TEXT GENERATIONConcurrency Cost:1Model Size:1.5BQuant:BF16Ctx Length:32kPublished:Apr 20, 2026Architecture:Transformer Cold

QpiEImitation/gkd_gsm8k_S-Qwen2-1.5B-Instruct_T-Qwen2-7B-Instruct is a 1.5 billion parameter instruction-tuned language model, fine-tuned from Qwen/Qwen2-1.5B-Instruct. This model was trained using the GKD (On-Policy Distillation of Language Models) method, which focuses on learning from self-generated mistakes.

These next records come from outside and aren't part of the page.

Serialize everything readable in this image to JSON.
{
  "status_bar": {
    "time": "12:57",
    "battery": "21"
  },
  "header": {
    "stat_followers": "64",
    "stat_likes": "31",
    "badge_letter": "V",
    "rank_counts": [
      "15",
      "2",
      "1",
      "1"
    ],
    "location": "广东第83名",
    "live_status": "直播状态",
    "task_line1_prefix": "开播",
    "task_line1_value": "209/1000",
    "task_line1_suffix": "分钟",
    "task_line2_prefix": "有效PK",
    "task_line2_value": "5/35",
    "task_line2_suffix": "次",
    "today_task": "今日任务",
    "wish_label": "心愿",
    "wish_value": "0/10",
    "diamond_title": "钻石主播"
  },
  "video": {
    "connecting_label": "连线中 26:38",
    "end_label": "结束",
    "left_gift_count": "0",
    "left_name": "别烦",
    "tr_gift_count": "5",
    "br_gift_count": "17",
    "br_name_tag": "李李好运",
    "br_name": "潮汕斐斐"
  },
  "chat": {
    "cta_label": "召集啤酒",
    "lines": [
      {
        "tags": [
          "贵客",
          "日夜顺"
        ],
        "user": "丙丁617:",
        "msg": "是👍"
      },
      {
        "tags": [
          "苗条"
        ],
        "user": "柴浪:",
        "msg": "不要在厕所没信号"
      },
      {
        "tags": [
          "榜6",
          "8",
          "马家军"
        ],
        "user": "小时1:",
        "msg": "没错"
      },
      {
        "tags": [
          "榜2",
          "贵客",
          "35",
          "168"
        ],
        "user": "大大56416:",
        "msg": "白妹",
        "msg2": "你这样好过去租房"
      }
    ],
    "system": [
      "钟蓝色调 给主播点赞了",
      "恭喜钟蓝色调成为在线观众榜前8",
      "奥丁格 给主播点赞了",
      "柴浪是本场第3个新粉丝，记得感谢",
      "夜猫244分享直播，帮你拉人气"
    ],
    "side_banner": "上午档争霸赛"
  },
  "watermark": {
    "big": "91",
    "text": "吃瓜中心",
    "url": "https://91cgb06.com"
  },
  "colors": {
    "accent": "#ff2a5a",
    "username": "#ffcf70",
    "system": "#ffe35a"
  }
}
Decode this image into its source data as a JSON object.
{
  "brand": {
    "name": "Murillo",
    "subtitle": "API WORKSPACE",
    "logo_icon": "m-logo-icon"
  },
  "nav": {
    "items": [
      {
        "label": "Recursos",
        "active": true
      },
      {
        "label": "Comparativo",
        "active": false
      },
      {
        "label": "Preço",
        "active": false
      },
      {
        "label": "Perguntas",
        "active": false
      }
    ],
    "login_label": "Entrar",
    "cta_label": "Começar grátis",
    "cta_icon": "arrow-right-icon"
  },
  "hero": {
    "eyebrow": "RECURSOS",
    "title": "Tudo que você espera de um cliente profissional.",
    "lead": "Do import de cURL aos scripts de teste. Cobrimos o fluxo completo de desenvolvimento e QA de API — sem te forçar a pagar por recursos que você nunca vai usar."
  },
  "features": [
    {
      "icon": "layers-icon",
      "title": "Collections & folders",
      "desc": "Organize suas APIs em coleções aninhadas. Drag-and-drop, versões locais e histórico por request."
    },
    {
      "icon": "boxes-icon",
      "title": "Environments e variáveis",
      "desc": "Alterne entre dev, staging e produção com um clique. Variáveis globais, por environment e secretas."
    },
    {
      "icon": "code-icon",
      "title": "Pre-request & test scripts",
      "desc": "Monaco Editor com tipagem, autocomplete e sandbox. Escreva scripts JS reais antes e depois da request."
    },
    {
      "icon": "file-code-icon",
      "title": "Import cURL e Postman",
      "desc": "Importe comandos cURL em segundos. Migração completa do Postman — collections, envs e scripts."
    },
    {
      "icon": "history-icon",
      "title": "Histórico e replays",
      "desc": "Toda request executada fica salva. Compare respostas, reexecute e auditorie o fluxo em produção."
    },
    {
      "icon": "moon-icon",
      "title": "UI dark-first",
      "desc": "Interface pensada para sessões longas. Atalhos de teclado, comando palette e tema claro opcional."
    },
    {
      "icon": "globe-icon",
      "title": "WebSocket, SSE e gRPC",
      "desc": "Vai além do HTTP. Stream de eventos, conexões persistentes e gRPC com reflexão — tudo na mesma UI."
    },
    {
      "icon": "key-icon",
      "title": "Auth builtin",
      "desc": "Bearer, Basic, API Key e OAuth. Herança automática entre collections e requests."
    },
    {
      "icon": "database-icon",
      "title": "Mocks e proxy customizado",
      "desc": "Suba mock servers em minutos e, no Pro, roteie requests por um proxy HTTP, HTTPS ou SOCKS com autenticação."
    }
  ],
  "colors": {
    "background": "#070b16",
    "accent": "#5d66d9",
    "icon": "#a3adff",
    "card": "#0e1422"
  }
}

It is designed to enhance performance through a distillation process, making it suitable for tasks requiring refined instruction following.

Loading preview...

Model Overview

This model, gkd_gsm8k_S-Qwen2-1.5B-Instruct_T-Qwen2-7B-Instruct, is a 1.5 billion parameter instruction-tuned variant of the Qwen2-1.5B-Instruct base model. It has been specifically fine-tuned using the GKD (On-Policy Distillation of Language Models) method, as detailed in the paper "On-Policy Distillation of Language Models: Learning from Self-Generated Mistakes" (ICLR 2024). This training approach allows the model to learn and improve by analyzing its own generated errors.

Key Characteristics

  • Base Model: Fine-tuned from Qwen/Qwen2-1.5B-Instruct.
  • Training Method: Utilizes GKD (Generative Knowledge Distillation) for enhanced learning from self-generated mistakes.
  • Framework: Trained with Hugging Face's TRL library.
  • Context Length: Supports a context length of 32768 tokens.

Potential Use Cases

  • Instruction Following: Optimized for tasks where precise adherence to instructions is crucial.
  • Research in Distillation: Useful for researchers exploring on-policy distillation techniques and their impact on model performance.
  • Resource-Efficient Deployment: As a 1.5B parameter model, it offers a balance between capability and computational efficiency for various NLP tasks.